Out of the box, the 436M6 packs an intriguing feature set. It’s one of the first PC monitors to be granted full VESA Display HDR 1000 certification.
Converting an HDTV into a large-scale PC monitor—which is basically what Philips has done with the 43-inch 436M6—isn’t a new idea, but nor is it necessarily a bad one.
In the 1080p era, HDTV conversions had limited appeal; a 2K pixel grid stretched over 40-plus inches of LCD panel made for big, fat, ugly pixels. Today’s UHD or 4k sets, however, have plenty when it comes to pixels. TV tech of late also matches or beats the best monitors in other areas. Thanks to broad adoption of various HDR standards in the mainstream TV market, wider color spaces and supercharged contrast capability is becoming the norm.
TV prices also look like amazing value compared to monitors, in no small part thanks to the economies of scale in what is a far larger consumer market.
Out of the box, the 436M6 packs an intriguing feature set. It’s one of the first PC monitors to be granted full VESA DisplayHDR 1000 certification. Among other criteria, that means it must be capable of a minimum of 1,000 nits of brightness, local dimming for heightened contrast, wide color gamut support, including 90 percent of the DCI-P3 space (in fact, it achieves 97.6 percent), and native 8-bit-per-channel image rendering (and 10-bit processing).

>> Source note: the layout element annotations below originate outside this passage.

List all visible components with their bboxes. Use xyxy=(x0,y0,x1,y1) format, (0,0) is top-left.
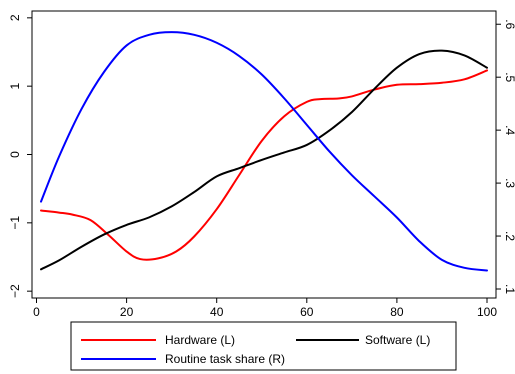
y-axis-right: .1 .2 .3 .4 .5 .6 xyxy=(496,19,515,294)
legend-label-hardware: Hardware (L) xyxy=(165,333,235,347)
y-left-tick-label-3: 1 xyxy=(8,83,22,90)
legend-box xyxy=(70,321,457,371)
y-right-tick-label-5: .6 xyxy=(503,19,515,29)
y-right-tick-label-4: .5 xyxy=(503,72,515,82)
y-right-tick-label-2: .3 xyxy=(503,178,515,188)
plot-area-frame xyxy=(31,10,497,299)
y-right-tick-label-1: .2 xyxy=(503,231,515,241)
y-right-tick-label-0: .1 xyxy=(503,284,515,294)
x-axis: 0 20 40 60 80 100 xyxy=(33,298,497,319)
y-left-tick-label-1: −1 xyxy=(8,216,22,230)
x-tick-label-80: 80 xyxy=(390,305,404,319)
legend-label-routine-task-share: Routine task share (R) xyxy=(165,352,285,366)
y-left-tick-label-2: 0 xyxy=(8,151,22,158)
x-tick-label-0: 0 xyxy=(33,305,40,319)
x-tick-label-60: 60 xyxy=(300,305,314,319)
series-line-hardware xyxy=(40,69,488,261)
series-line-software xyxy=(40,49,488,271)
legend-label-software: Software (L) xyxy=(365,333,430,347)
y-right-tick-label-3: .4 xyxy=(503,125,515,135)
series-line-routine-task-share xyxy=(40,31,488,272)
y-axis-left: −2 −1 0 1 2 xyxy=(8,14,32,298)
x-tick-label-20: 20 xyxy=(120,305,134,319)
legend: Hardware (L) Software (L) Routine task s… xyxy=(70,321,457,371)
y-left-tick-label-0: −2 xyxy=(8,284,22,298)
y-left-tick-label-4: 2 xyxy=(8,14,22,21)
x-tick-label-100: 100 xyxy=(477,305,497,319)
series-lines xyxy=(40,31,488,272)
x-tick-label-40: 40 xyxy=(210,305,224,319)
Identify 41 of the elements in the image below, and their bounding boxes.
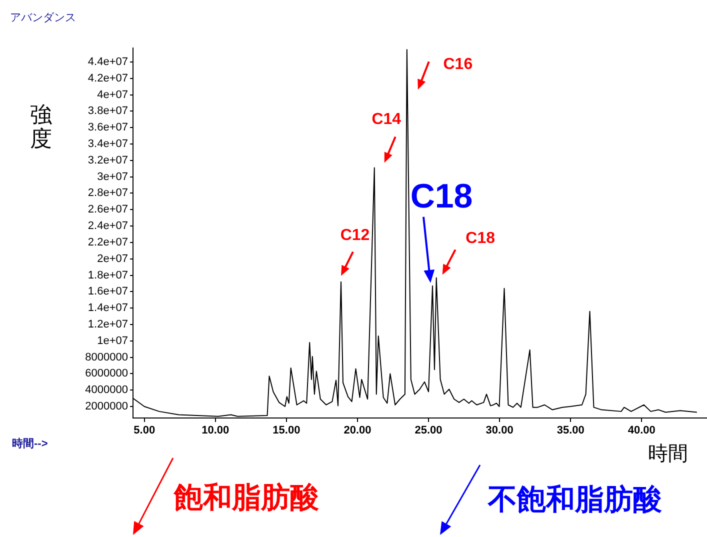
y-tick-label: 2000000 bbox=[85, 400, 128, 413]
y-tick-label: 6000000 bbox=[85, 368, 128, 380]
y-tick-label: 3e+07 bbox=[97, 170, 128, 183]
y-tick-label: 3.2e+07 bbox=[88, 154, 128, 166]
x-tick-label: 20.00 bbox=[344, 424, 372, 437]
y-tick-label: 1e+07 bbox=[97, 334, 128, 347]
annotation: C18 bbox=[466, 230, 496, 248]
x-tick-label: 35.00 bbox=[556, 424, 584, 437]
text: 時間--> bbox=[12, 436, 48, 451]
y-tick-label: 1.8e+07 bbox=[88, 269, 128, 282]
y-tick-label: 4000000 bbox=[85, 384, 128, 396]
y-tick-label: 2.4e+07 bbox=[88, 220, 128, 232]
y-tick-label: 2e+07 bbox=[97, 252, 128, 265]
text: 飽和脂肪酸 bbox=[174, 481, 319, 516]
y-tick-label: 1.6e+07 bbox=[88, 286, 128, 298]
y-tick-label: 2.8e+07 bbox=[88, 187, 128, 200]
y-tick-label: 4e+07 bbox=[97, 88, 128, 101]
x-tick-label: 10.00 bbox=[202, 424, 230, 437]
x-tick-label: 5.00 bbox=[134, 424, 156, 437]
text: 不飽和脂肪酸 bbox=[488, 483, 662, 518]
x-tick-label: 25.00 bbox=[414, 424, 442, 437]
y-tick-label: 4.4e+07 bbox=[88, 56, 128, 68]
annotation: C18 bbox=[410, 177, 473, 216]
annotation: C12 bbox=[340, 227, 370, 244]
y-tick-label: 1.4e+07 bbox=[88, 302, 128, 314]
x-tick-label: 15.00 bbox=[272, 424, 300, 437]
y-tick-label: 3.4e+07 bbox=[88, 138, 128, 150]
y-tick-label: 2.2e+07 bbox=[88, 236, 128, 248]
y-tick-label: 3.8e+07 bbox=[88, 105, 128, 118]
annotation: C14 bbox=[372, 111, 402, 128]
text: アバンダンス bbox=[10, 11, 76, 25]
y-axis-title: 強度 bbox=[29, 102, 53, 152]
y-tick-label: 1.2e+07 bbox=[88, 318, 128, 331]
annotation: C16 bbox=[443, 56, 473, 74]
y-tick-label: 8000000 bbox=[85, 351, 128, 364]
y-tick-label: 2.6e+07 bbox=[88, 204, 128, 216]
x-axis-title: 時間 bbox=[648, 442, 688, 467]
x-tick-label: 40.00 bbox=[628, 424, 656, 437]
y-tick-label: 4.2e+07 bbox=[88, 72, 128, 84]
y-tick-label: 3.6e+07 bbox=[88, 122, 128, 134]
x-tick-label: 30.00 bbox=[486, 424, 514, 437]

To that Philips has added some PC-centric extras.
Most notable are low input lag, which can be a problem on cheaper HDTV conversions, adaptive sync in the form of aMd’s FreeSync, and USB-C support for single-cable connectivity. Nice. Those additions do not, however, entirely disguise the 436M6’s TV origins. They are obvious from the fixed stand and the fact that you can only access the OSD menu via a recalcitrant remote control. Neither are deal breakers, but you need to be aware that screens like this are less flexible when it comes to desk space.
Potentially more problematic is the image quality. We’ll come to the HDR shizzle in a moment, because the first thing you notice is an odd character to the basic image quality. It’s as though colors are being interpolated via a very low fidelity panel. The upshot is a mottled or meshed quality to the image that’s redolent of color newsprint. It’s also similar to pentile OLED displays in smartphones — and for good reason. Instead of conventional RGB subpixel arrangement, this TV-sourced VA panel is ordered BGR, or blue, green, red. That immediately causes problems with anything that relies on assumptions about subpixels, such as font smoothing. The panel also uses a form of subpixel offset or dithering to achieve wider color support.

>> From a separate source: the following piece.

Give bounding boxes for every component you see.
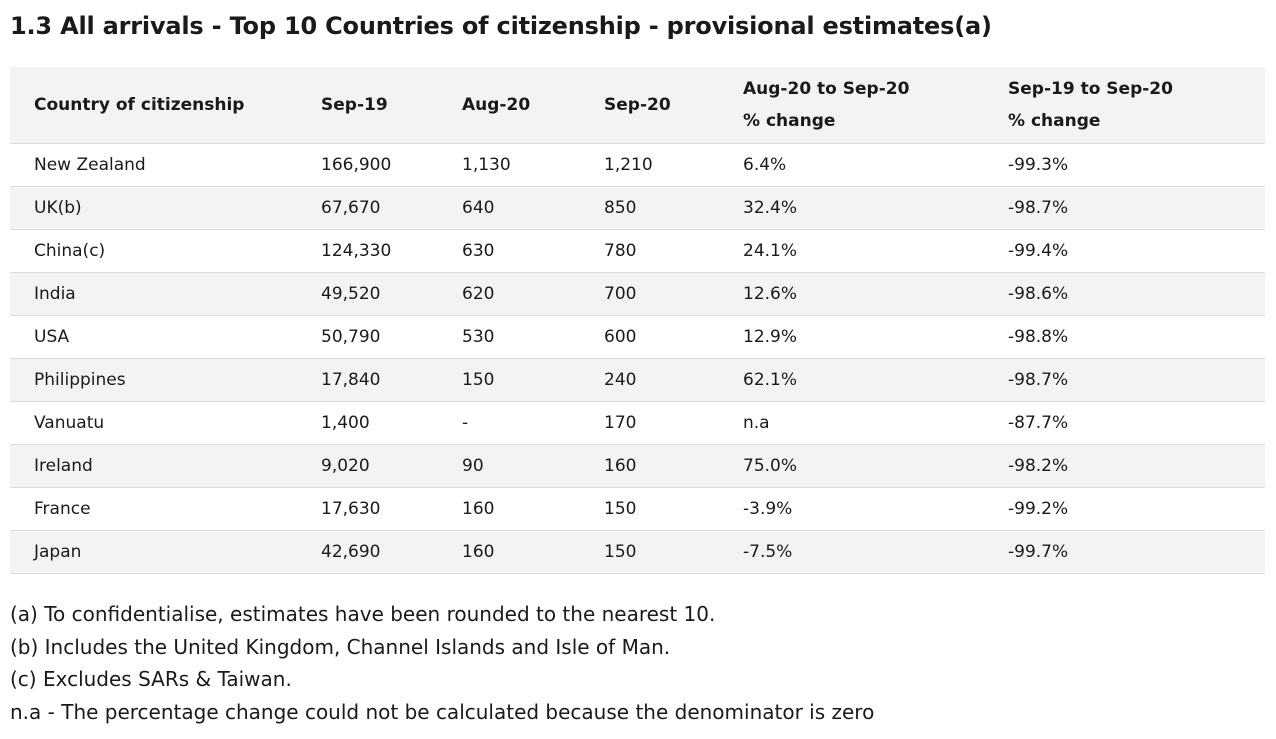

The bottom line is that at normal monitor viewing distances, the image quality is problematic. You just don’t get nice, uniform colors. At a distance, the problem disappears. But that distance is beyond any desktop usage scenario. Of course, if you’re using this as a display purely for playing games in a living room context or similar, it may not be a problem. Certainly, in that scenario, this screen is incredibly punchy. The way specular highlights — the shine from a piece of metal, say — or point light sources leap out of dark game scenes blows away a non-HDR panel. It’s genuinely different and dramatic. It doesn’t make this a great all-around monitor, which it isn’t, but if you’re looking for a big- format display for games or movies, the 436M6 is a spectacular if flawed choice.